Source – First Trust
This chart conveys something very interesting that many fail to appreciate, after a period of growth the market often goes down. Let me repeat that after a period of growth the market often goes down, in fact I can be even more reductionist and say that all booms end in busts. Whilst people had been decrying the moves in Bitcoin as being an unsustainable boom they failed to see that something similar was occurring in equities markets. Equity markets in the US, have since the end of the GFC been enjoying a staggering boom. It is therefore quite natural that equity markets stop and pause – there is nothing sinister in this sort of and it is certainly not the end of the world. The intensity of the current pullback can be gauged by looking at the relative frequency of both 10% and 20% pullbacks.
As you would have expected 10% pullbacks occur with greater frequency than 20% pullbacks and since the GFC there has not been a 20% pullback. But what is once again evident is that markets wing up and then fall out the window for a period of time as seen when we go back in time.
The other point I want to touch on is the recent gibbering regarding volatility as I heard a commentator at the weekend refer to unheralded levels of volatility.
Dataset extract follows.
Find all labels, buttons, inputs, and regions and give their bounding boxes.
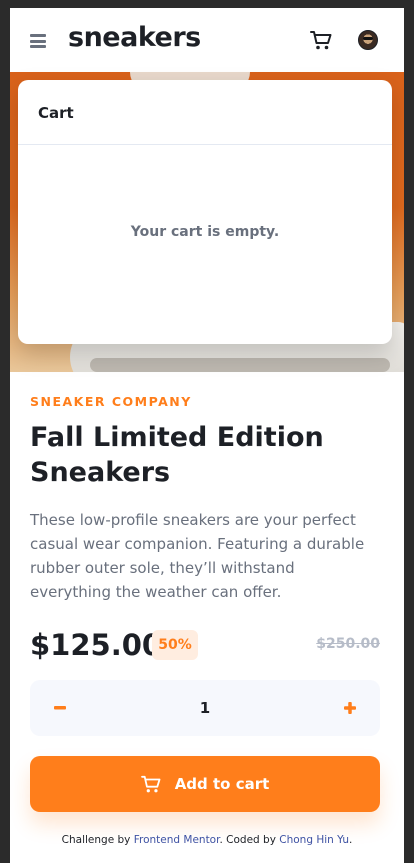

Once again it is best to look at the context of the current price action to see whether this is true or simply breathless hyperbole (also known as speaking out your arse). In the chart below I have plotted the 15 week historical volatility for the S&P500 – the blue line which sits at 38.8% is the long term average volatility. As you can see volatility is above average but it is not in the stratospheric regions that many imply.
In part I think that much of the misunderstanding with regard to volatility comes from an over reliance upon the VIX or so called Fear Gauge. The VIX has unfortunately been come to viewed over recent years a some sort of Holy Grail without understanding that at its base it merely represents perceptions and as we have seen with the destruction of several VIX based ETF’s in recent moves perceptions are not reality and they can change very quickly. This brings me to my final point discussions of both the market and volatility suffer from recency bias. Stated simply this just means that people presume that because ti was like this yesterday it will be like this tomorrow – they fail to understand history. Granted traders generally have very short attention spans but that does not in any way preclude you from taking a step back and looking at the bigger picture.